Optimizing machine part design for CNC production

design for CNC production

It’s time to roll out a new product.  Your engineers are working on the details of the design now, laying out every dimension on every part and specifying every component. They are designing your product to do what you need and have all the features you want.  Having engineers on staff is a tremendous cost-saving, but when the designs get sent over for CNC production, those engineers have a job to do as well.  While your engineers design the product, the CNC machining engineers design it for production.  That’s a real distinction.  Your engineers can take steps to cut down on the work the CNC engineers have to do, saving you both time and money.

Thin Walls

Ben Machine specializes in thin-wall machining.  We can precisely machine walls thinner than many shops while avoiding deflection or heat-softening during the CNC machining process.  Your engineers should check with us when designing wall thicknesses, whether in raw metal or on castings.  You may find significant materials cost savings if your castings can be made with less metal.  Those thin walls can present other problems, like screw-holding.  You may have to design bosses to reinforce tapped screw holes to prevent tear-out.  It’s advisable to plan for at least three full threads on any tapped hole.  That becomes especially important in high-tension or high-vibration applications.

Deep Pockets

If you have parts with hollows or pockets, mind the depths in relation to the widths.  CNC Machining a pocket that’s more than four times as deep as it is wide calls for special considerations.  Machining slows down and surface finish becomes problematic.  While we do it, those features do drive up costs simply because they slow down production.

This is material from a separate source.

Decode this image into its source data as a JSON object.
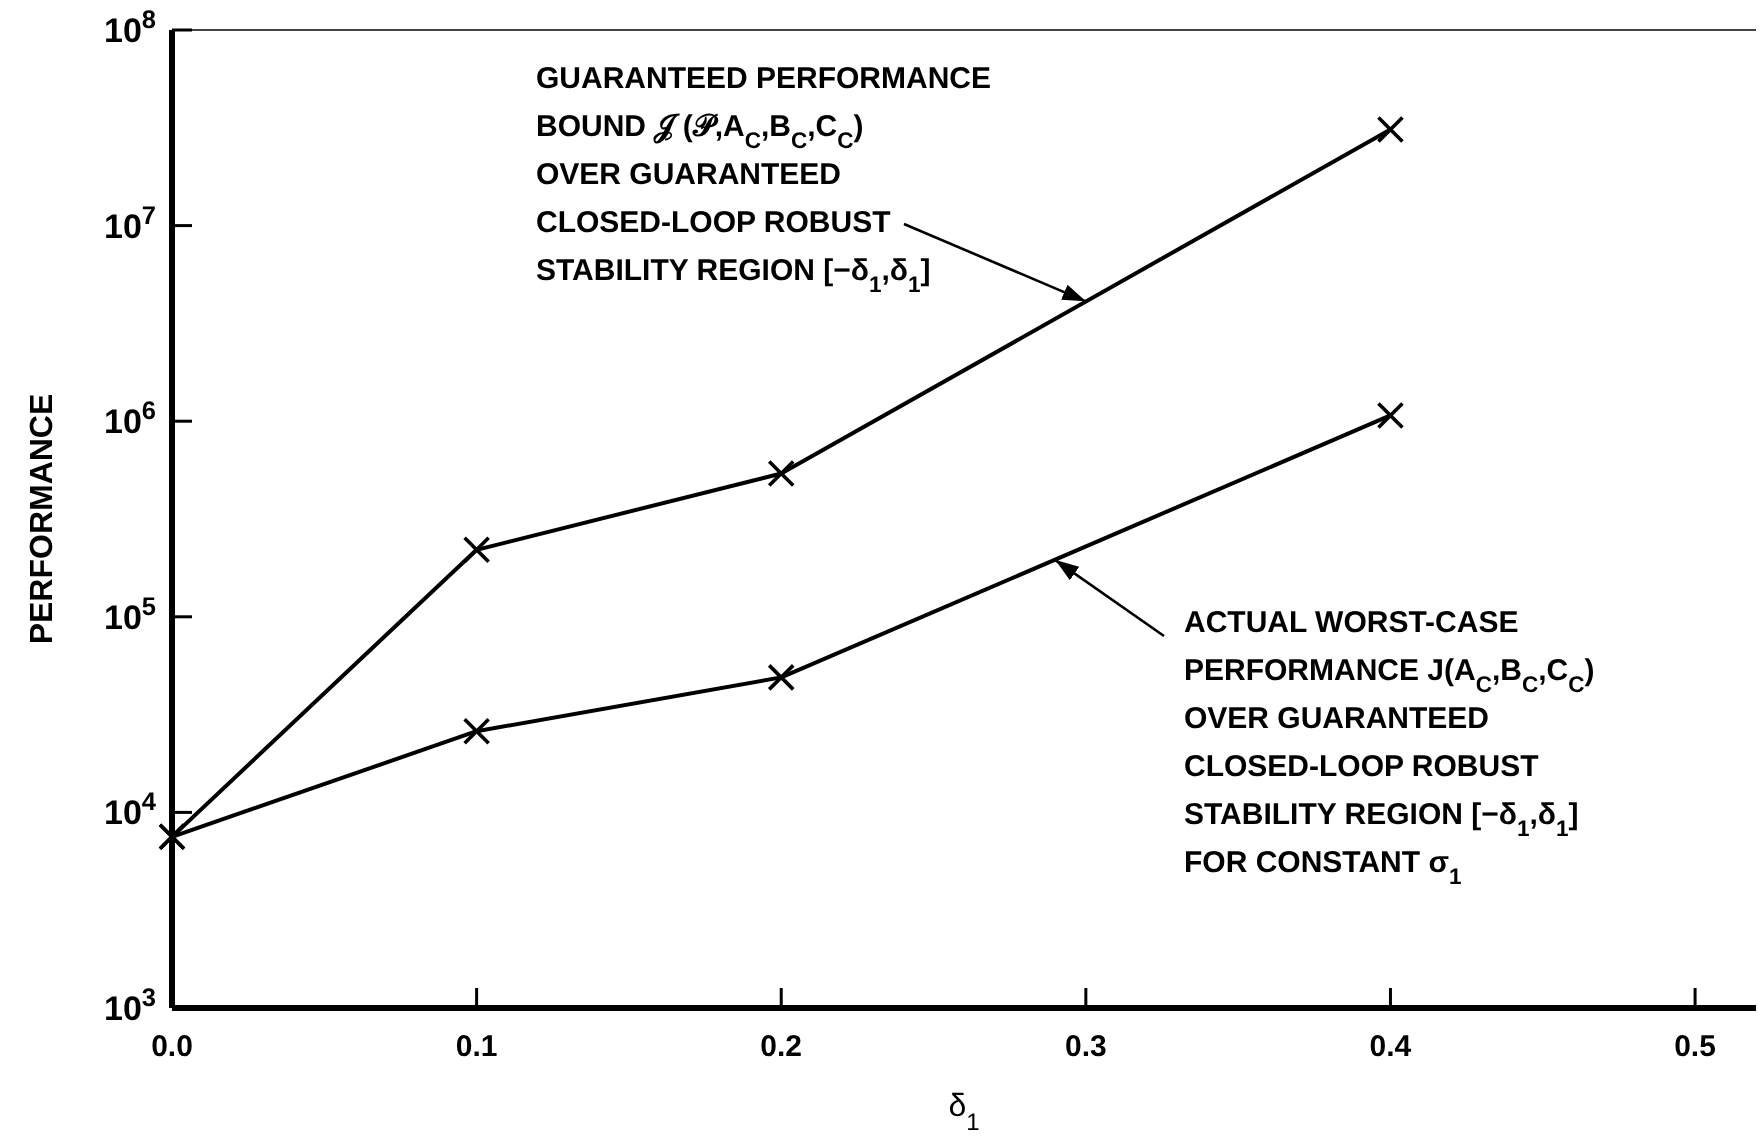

Speaking of hollows and pockets, give some consideration to the corner radii.  The larger the radius of the corners in a recess, the larger the tool that can be used to cut it, so the faster the process.  If a large hollow has very tight corners, it often requires additional milling steps to finish those to specifications, raising costs.  Maintaining the same inside radius on walls and the bottom corner of a recess also speeds up the CNC machining process.

A Fine Finish

In general, the smaller the feature, the more it will slow down CNC production.  It’s a good idea to keep those to a minimum.  That extends to things like serial numbers, logos, or other information you might want to be engraved or embossed on a part.  While we can cut very small print, you’ll save money by keeping text a good, readable size and a simple san serif font.  This also extends to surface finishes on CNC machined parts.  Consider the quality of finish a given face requires and specify that.  If you save time on the front end by specifying one high surface finish for the entire part, you’ll likely find yourself spending money on machining that won’t bring any benefit to your finished product.

There are other engineering considerations that can save you money if you work closely with our engineers.  Optimizing your part for production is crucial for an efficient, cost-effective job.  That’s where our CNC professionals come in.  They can make sure that the parts you need and the features you want match the budget you have.